Tuesday, October 15, 2013

John Barclay on Paul, grace and ancient patterns of gift-giving

In a talk that apparently previews the argument of a much larger book(s) on the subject, John Barclay draws on ancient practices of gift-giving to argue that God's χάρις ("grace" or "gift"), according to Paul, is unobligated (so Luther) but not without obligation (contrast Luther). Just as in the ancient world gift-giving always set up a complex system of reciprocity--much like a covenant--so too with God's "grace": God's gift of grace is given to unworthy sinners who have no claim on God's mercy, but those who receive the gift are obligated to respond appropriately.

This is not sunergism, it is not completing grace with works, or making subjectively true what is objectively true--because the gift changes everything.
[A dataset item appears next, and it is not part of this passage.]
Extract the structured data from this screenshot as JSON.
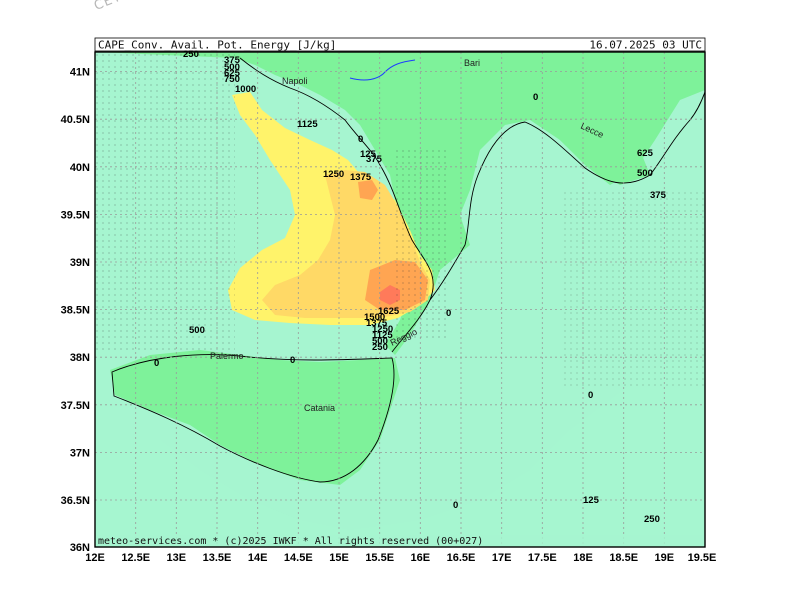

The gifts that is grace is life--a transfer of realms from the rule of sin and death to the realm of life--and anything we do is made possible in and through the resurrected Messiah. (Another way of saying this is that it is the Spirit that gives life.)

The Christian, then, is not simul iustus et peccator ("simultaneously righteous and a sinner")--to use Luther's language--but simul dead and alive. The body--dead because of sin but alive because of righteousness--is the site of a battle. Those who are made alive must experience mind-renewal, which is always exhibited in a transformation, a change in habitus, from one set of bodily practices to another. This is no individual struggle because the body, for Paul, is corporate, and the disciplines of the Christian life are lived out in community.

Note: I jotted down these notes on paper within a week or so of listening to Barclay's talk on a drive to Regina last summer. Since I can't vouch for their accuracy, I recommend listening to the lecture (online here), reading the conference proceedings (just released by Baylor University Press), or, if you are a visual learner, watching this video on a related topic.